Xilinx has a number of partners and a number of domains that it is seeing take advantage of the Alveo line. The company is seeing ecosystem pickup with the Alveo line for a straightforward reason: PCIe cards are easy to consume. One can simply plug a Xilinx Alveo U50 in a server like the Dell EMC PowerEdge R740xd and have a device with a Linux driver ready to work. The traditional FPGA model was that one needed to get a FPGA, do some design for the PCB and basic I/O (e.g. decide which FPGA package pins would go to PCIe), get memory controller IP and network IP, and then start to build their application. That had a long time to value. With these pre-baked solutions, more companies can focus on domain acceleration rather than just accelerators cards running.
Xilinx has several proof points, but we wanted to highlight the NVMeoF example. Here, using a Xilinx Alveo U50, a NVMeoF request can come in over the 100GbE interface, the FPGA can offload NVMeoF functions, it can do peer to peer NVMe access, and it can do features such as compression and encryption in-line at low latency.
The advantage here is that one can stay largely out of the host system’s memory structures and provide much lower latency as a result. This is all while keeping CPU cores working on other applications.
Xilinx Alveo U50 Designed for Microservices
Xilinx is also quick to point out another Alveo U50 trend. Customers who deploy Alveo U50 PCIe cards on-prem or at the edge can bring Xilinx-based FPGA workloads to the cloud as well. Xilinx has been working to expand this footprint mostly with AWS, but it gives the ability for a customer to get FPGA acceleration either on its own metal or someone else’s cloud.
In the microservices world, the Xilinx Alveo U50 also has a device driver that is extremely important. A Xilinx FPGA can be advertised on a host and a container placed on that host to take advantage of the FPGA. For a flexible logic accelerator, the ability to easily pass workloads onto and off of systems with accelerators is important.
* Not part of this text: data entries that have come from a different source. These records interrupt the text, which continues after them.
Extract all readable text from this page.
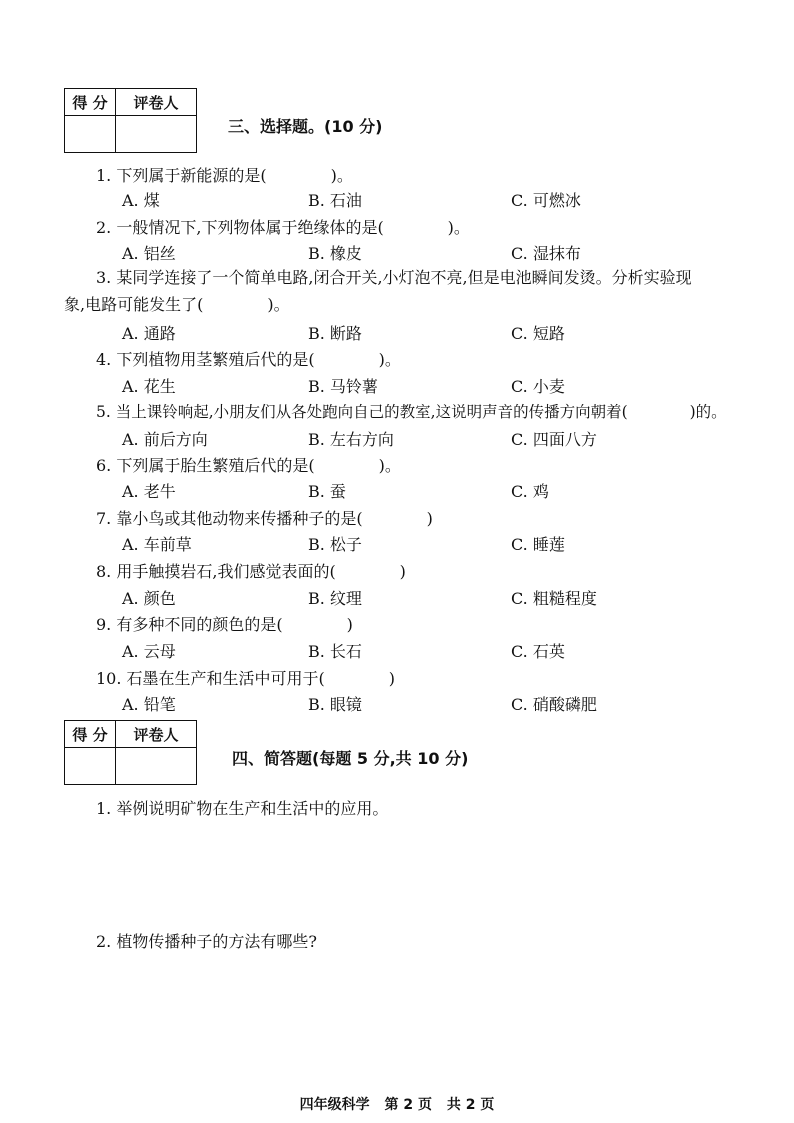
得 分	评卷人

三、选择题。(10 分)
1. 下列属于新能源的是(　　　　)。
A. 煤	B. 石油	C. 可燃冰
2. 一般情况下,下列物体属于绝缘体的是(　　　　)。
A. 铝丝	B. 橡皮	C. 湿抹布
3. 某同学连接了一个简单电路,闭合开关,小灯泡不亮,但是电池瞬间发烫。分析实验现象,电路可能发生了(　　　　)。
A. 通路	B. 断路	C. 短路
4. 下列植物用茎繁殖后代的是(　　　　)。
A. 花生	B. 马铃薯	C. 小麦
5. 当上课铃响起,小朋友们从各处跑向自己的教室,这说明声音的传播方向朝着(　　　　)的。
A. 前后方向	B. 左右方向	C. 四面八方
6. 下列属于胎生繁殖后代的是(　　　　)。
A. 老牛	B. 蚕	C. 鸡
7. 靠小鸟或其他动物来传播种子的是(　　　　)
A. 车前草	B. 松子	C. 睡莲
8. 用手触摸岩石,我们感觉表面的(　　　　)
A. 颜色	B. 纹理	C. 粗糙程度
9. 有多种不同的颜色的是(　　　　)
A. 云母	B. 长石	C. 石英
10. 石墨在生产和生活中可用于(　　　　)
A. 铅笔	B. 眼镜	C. 硝酸磷肥
得 分	评卷人

四、简答题(每题 5 分,共 10 分)
1. 举例说明矿物在生产和生活中的应用。
2. 植物传播种子的方法有哪些?
四年级科学 第 2 页 共 2 页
To give one a sense of how this can be used, a microservice may be under demand that requires scaling. Kubernetes can then look for a node with a Xilinx Alveo U50. It can then place the container onto the node to use the FPGA while also delivering the FPGA configuration payload. By doing this, one is leveraging the flexibility of the FPGA with the power of Kubernetes to orchestrate across potentially heterogeneous nodes.
Xilinx Alveo Lineup August 2019
Just to give a sense of where this fits, this is the first Xilinx Alveo product that is a single slot/ low profile solution. That means it physically fits in more servers. Further, with only a 75W TDP, it can be powered by the slot and does not require a separate PCIe power input.
The Xilinx Alveo U50 is also a PCIe Gen4 and CCIX enabled accelerator like the Alveo U280. We see it as no coincidence that Xilinx is releasing a PCIe Gen4 accelerator the day before the AMD EPYC 7002 “Rome” launch, the first x86 platform with PCIe Gen4.
By using HBM2 memory instead of DDR4 like the other Alveo cards, Xilinx sacrifices capacity but gains a very flexible form factor.
We are still not at the point where one can order servers with Xilinx Alveo U50 cards, and seamlessly run 100GbE networking on the device while immediately integrating acceleration across a broad portfolio of workloads. This is coming, and we see the Xilinx to Acquire SolarFlare for SmartNIC Capabilities as perhaps the next step in that evolution. Still, providing standardized form factors can reduce time to value by several quarters and makes the solution deployable in places the Xilinx Alveo line could previously not reach.